[EDITORIALS]Leave the Retirement Age AloneThe move to extend the retirement age for teachers to 63 from 62, endorsed by the main opposition Grand National Party and the minor opposition United Liberal Democrats, is unpopular with the public. The average voter cannot understand the opposition zeal for change when the benefits seem so ephemeral. What difference will a one-year extension make, especially since there was so much difficulty in changing the age from 65 to 62 a few years ago? The Grand National Party argues that the move will put more teachers in classrooms and boost teacher morale. Unsaid is that the party is also avenging its political defeat when the ruling party and the United Liberal Democrats forced the lower retirement age through the Assembly in 1999. But claims about more teachers and higher morale are not credible.
A one-year extension will not bring much change on the front lines of teaching.
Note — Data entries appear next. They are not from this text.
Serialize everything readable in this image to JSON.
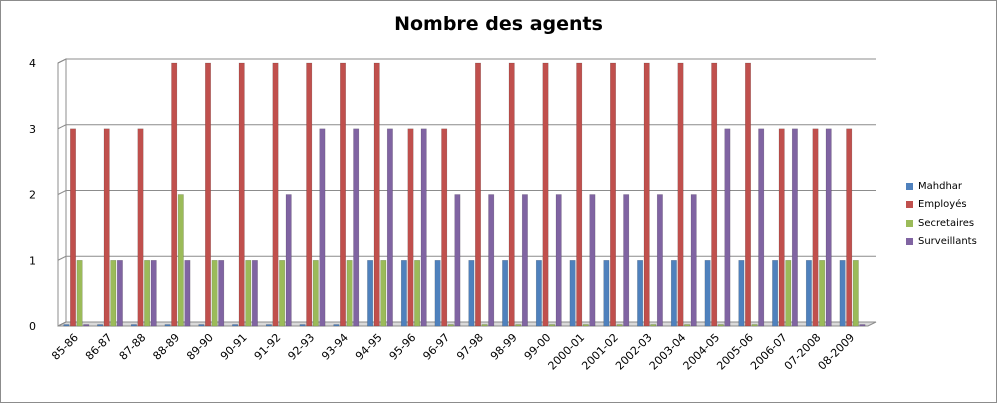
{
  "chart_data": {
    "type": "bar",
    "title": "Nombre des agents",
    "xlabel": "",
    "ylabel": "",
    "ylim": [
      0,
      4
    ],
    "yticks": [
      "0",
      "1",
      "2",
      "3",
      "4"
    ],
    "grid": true,
    "legend_position": "right",
    "categories": [
      "85-86",
      "86-87",
      "87-88",
      "88-89",
      "89-90",
      "90-91",
      "91-92",
      "92-93",
      "93-94",
      "94-95",
      "95-96",
      "96-97",
      "97-98",
      "98-99",
      "99-00",
      "2000-01",
      "2001-02",
      "2002-03",
      "2003-04",
      "2004-05",
      "2005-06",
      "2006-07",
      "07-2008",
      "08-2009"
    ],
    "series": [
      {
        "name": "Mahdhar",
        "color": "#4f81bd",
        "values": [
          0,
          0,
          0,
          0,
          0,
          0,
          0,
          0,
          0,
          1,
          1,
          1,
          1,
          1,
          1,
          1,
          1,
          1,
          1,
          1,
          1,
          1,
          1,
          1
        ]
      },
      {
        "name": "Employés",
        "color": "#c0504d",
        "values": [
          3,
          3,
          3,
          4,
          4,
          4,
          4,
          4,
          4,
          4,
          3,
          3,
          4,
          4,
          4,
          4,
          4,
          4,
          4,
          4,
          4,
          3,
          3,
          3
        ]
      },
      {
        "name": "Secretaires",
        "color": "#9bbb59",
        "values": [
          1,
          1,
          1,
          2,
          1,
          1,
          1,
          1,
          1,
          1,
          1,
          0,
          0,
          0,
          0,
          0,
          0,
          0,
          0,
          0,
          0,
          1,
          1,
          1
        ]
      },
      {
        "name": "Surveillants",
        "color": "#8064a2",
        "values": [
          0,
          1,
          1,
          1,
          1,
          1,
          2,
          3,
          3,
          3,
          3,
          2,
          2,
          2,
          2,
          2,
          2,
          2,
          2,
          3,
          3,
          3,
          3,
          0
        ]
      }
    ]
  }
}
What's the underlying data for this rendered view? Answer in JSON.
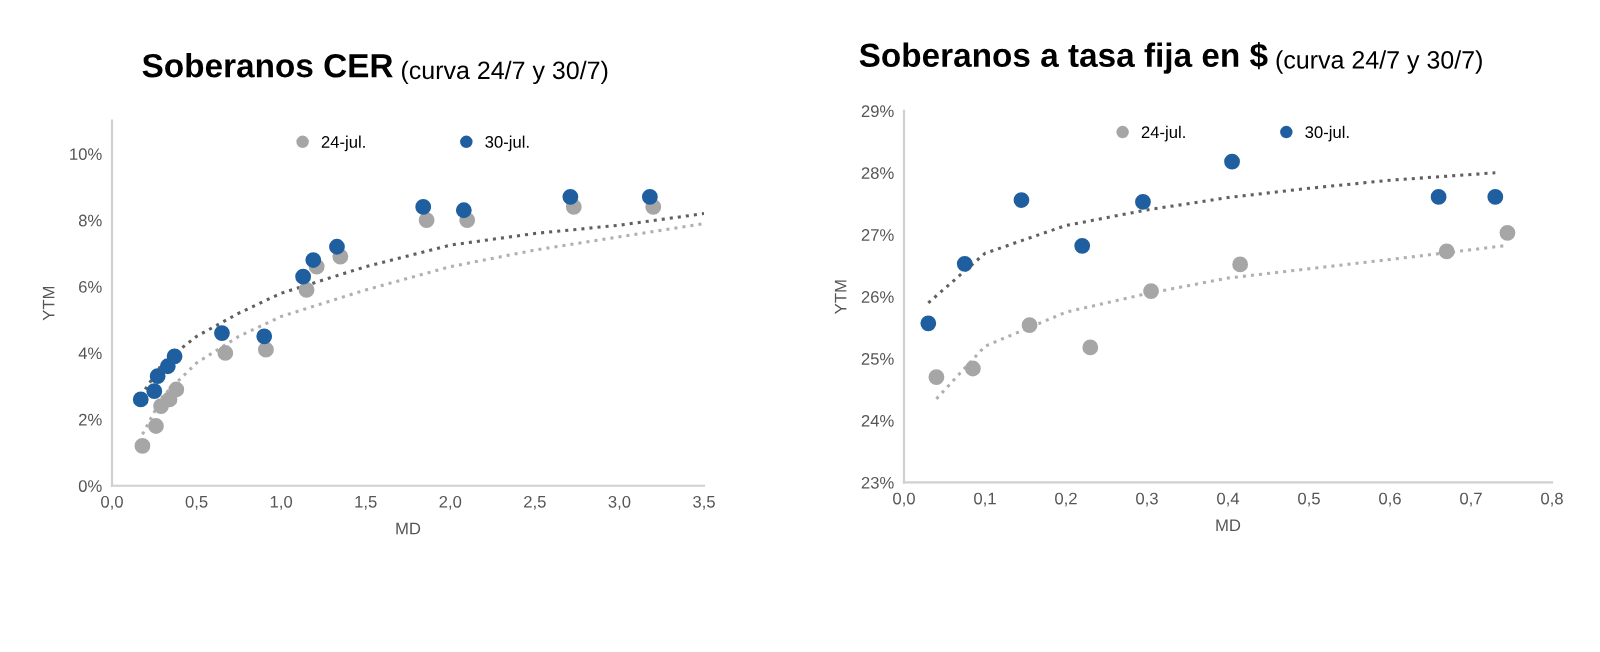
{
  "chart_data": [
    {
      "type": "scatter",
      "title": "Soberanos CER",
      "subtitle": "(curva 24/7 y 30/7)",
      "xlabel": "MD",
      "ylabel": "YTM",
      "xlim": [
        0,
        3.5
      ],
      "xticks": [
        {
          "value": 0,
          "label": "0,0"
        },
        {
          "value": 0.5,
          "label": "0,5"
        },
        {
          "value": 1,
          "label": "1,0"
        },
        {
          "value": 1.5,
          "label": "1,5"
        },
        {
          "value": 2,
          "label": "2,0"
        },
        {
          "value": 2.5,
          "label": "2,5"
        },
        {
          "value": 3,
          "label": "3,0"
        },
        {
          "value": 3.5,
          "label": "3,5"
        }
      ],
      "ylim": [
        0,
        11
      ],
      "yticks": [
        {
          "value": 0,
          "label": "0%"
        },
        {
          "value": 2,
          "label": "2%"
        },
        {
          "value": 4,
          "label": "4%"
        },
        {
          "value": 6,
          "label": "6%"
        },
        {
          "value": 8,
          "label": "8%"
        },
        {
          "value": 10,
          "label": "10%"
        }
      ],
      "grid": false,
      "legend": "top",
      "marker": "circle",
      "series": [
        {
          "name": "24-jul.",
          "color": "#a6a6a6",
          "x": [
            0.18,
            0.26,
            0.29,
            0.34,
            0.38,
            0.67,
            0.91,
            1.15,
            1.21,
            1.35,
            1.86,
            2.1,
            2.73,
            3.2
          ],
          "values": [
            1.2,
            1.8,
            2.4,
            2.6,
            2.9,
            4.0,
            4.1,
            5.9,
            6.6,
            6.9,
            8.0,
            8.0,
            8.4,
            8.4
          ]
        },
        {
          "name": "30-jul.",
          "color": "#1f5fa0",
          "x": [
            0.17,
            0.25,
            0.27,
            0.33,
            0.37,
            0.65,
            0.9,
            1.13,
            1.19,
            1.33,
            1.84,
            2.08,
            2.71,
            3.18
          ],
          "values": [
            2.6,
            2.85,
            3.3,
            3.6,
            3.9,
            4.6,
            4.5,
            6.3,
            6.8,
            7.2,
            8.4,
            8.3,
            8.7,
            8.7
          ]
        },
        {
          "type": "line",
          "marker": "none",
          "line_style": "dotted",
          "color": "#b0b0b0",
          "x": [
            0.18,
            0.3,
            0.5,
            0.75,
            1.0,
            1.5,
            2.0,
            2.5,
            3.0,
            3.5
          ],
          "values": [
            1.55,
            2.7,
            3.7,
            4.5,
            5.1,
            5.9,
            6.6,
            7.1,
            7.5,
            7.9
          ]
        },
        {
          "type": "line",
          "marker": "none",
          "line_style": "dotted",
          "color": "#606060",
          "x": [
            0.17,
            0.3,
            0.5,
            0.75,
            1.0,
            1.5,
            2.0,
            2.5,
            3.0,
            3.5
          ],
          "values": [
            2.7,
            3.7,
            4.5,
            5.2,
            5.8,
            6.6,
            7.25,
            7.6,
            7.85,
            8.2
          ]
        }
      ]
    },
    {
      "type": "scatter",
      "title": "Soberanos a tasa fija en $",
      "subtitle": "(curva 24/7 y 30/7)",
      "xlabel": "MD",
      "ylabel": "YTM",
      "xlim": [
        0,
        0.8
      ],
      "xticks": [
        {
          "value": 0,
          "label": "0,0"
        },
        {
          "value": 0.1,
          "label": "0,1"
        },
        {
          "value": 0.2,
          "label": "0,2"
        },
        {
          "value": 0.3,
          "label": "0,3"
        },
        {
          "value": 0.4,
          "label": "0,4"
        },
        {
          "value": 0.5,
          "label": "0,5"
        },
        {
          "value": 0.6,
          "label": "0,6"
        },
        {
          "value": 0.7,
          "label": "0,7"
        },
        {
          "value": 0.8,
          "label": "0,8"
        }
      ],
      "ylim": [
        23,
        29
      ],
      "yticks": [
        {
          "value": 23,
          "label": "23%"
        },
        {
          "value": 24,
          "label": "24%"
        },
        {
          "value": 25,
          "label": "25%"
        },
        {
          "value": 26,
          "label": "26%"
        },
        {
          "value": 27,
          "label": "27%"
        },
        {
          "value": 28,
          "label": "28%"
        },
        {
          "value": 29,
          "label": "29%"
        }
      ],
      "grid": false,
      "legend": "top",
      "marker": "circle",
      "series": [
        {
          "name": "24-jul.",
          "color": "#a6a6a6",
          "x": [
            0.04,
            0.085,
            0.155,
            0.23,
            0.305,
            0.415,
            0.67,
            0.745
          ],
          "values": [
            24.7,
            24.84,
            25.54,
            25.18,
            26.09,
            26.52,
            26.73,
            27.03
          ]
        },
        {
          "name": "30-jul.",
          "color": "#1f5fa0",
          "x": [
            0.03,
            0.075,
            0.145,
            0.22,
            0.295,
            0.405,
            0.66,
            0.73
          ],
          "values": [
            25.57,
            26.53,
            27.56,
            26.82,
            27.53,
            28.18,
            27.61,
            27.61
          ]
        },
        {
          "type": "line",
          "marker": "none",
          "line_style": "dotted",
          "color": "#b0b0b0",
          "x": [
            0.04,
            0.1,
            0.2,
            0.3,
            0.4,
            0.5,
            0.6,
            0.74
          ],
          "values": [
            24.35,
            25.2,
            25.75,
            26.05,
            26.3,
            26.45,
            26.6,
            26.82
          ]
        },
        {
          "type": "line",
          "marker": "none",
          "line_style": "dotted",
          "color": "#606060",
          "x": [
            0.03,
            0.1,
            0.2,
            0.3,
            0.4,
            0.5,
            0.6,
            0.73
          ],
          "values": [
            25.9,
            26.7,
            27.15,
            27.4,
            27.6,
            27.75,
            27.88,
            28.0
          ]
        }
      ]
    }
  ]
}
According to Education Ministry figures, 2,005 teachers including 726 elementary school teachers and 1,210 secondary school teachers would remain on the job, but only 93 elementary school teachers and 284 secondary school teachers would actually be teaching. The rest would hold administrative jobs.
Some teachers will hail the additional year of employment, but that should not be enough to overturn a decision made three years ago that fresh blood and an ability to adapt to new times was needed. Yes, teacher morale may rise temporarily. But what about those who have already retired, and what about parents who want old teachers out of the classrooms?
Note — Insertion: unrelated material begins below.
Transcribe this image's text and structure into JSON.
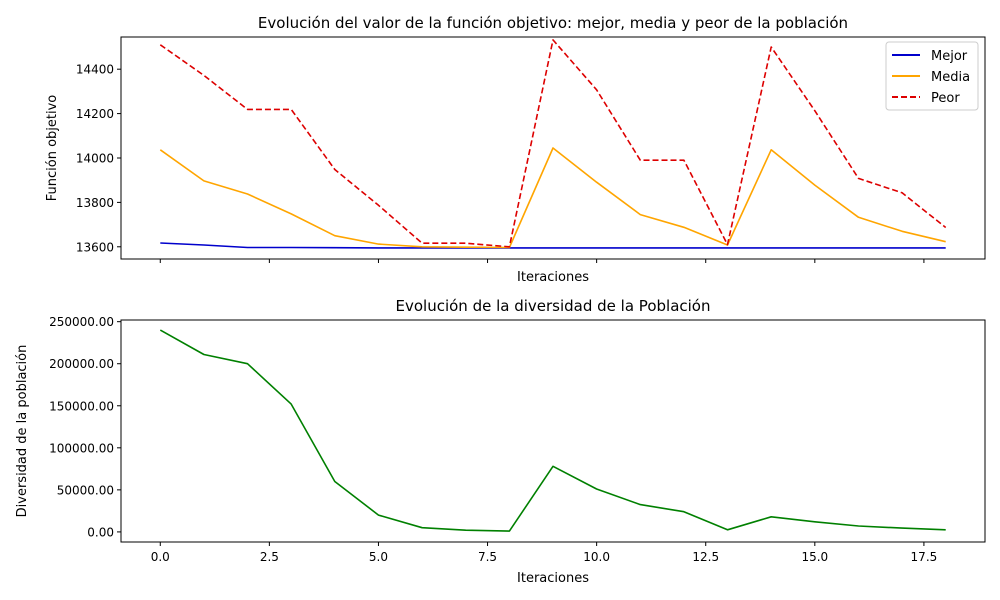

The Grand National Party may be smug about dealing a blow to one of President Kim Dae-jung's reforms. But its move is already drawing charges of "politics of power" and "politics of numerical weight" － the same charges they hurled at the president not long ago. Others contend that the move is a shallow political trick to woo some interest groups. A responsible political party should exercise its muscle on forward-looking policies rather than looking back in time to undo what has been done. Should the Grand National Party and minor opposition parties continue to behave this way, they will attract criticism that would otherwise be aimed at the ruling party for mismanaging government affairs.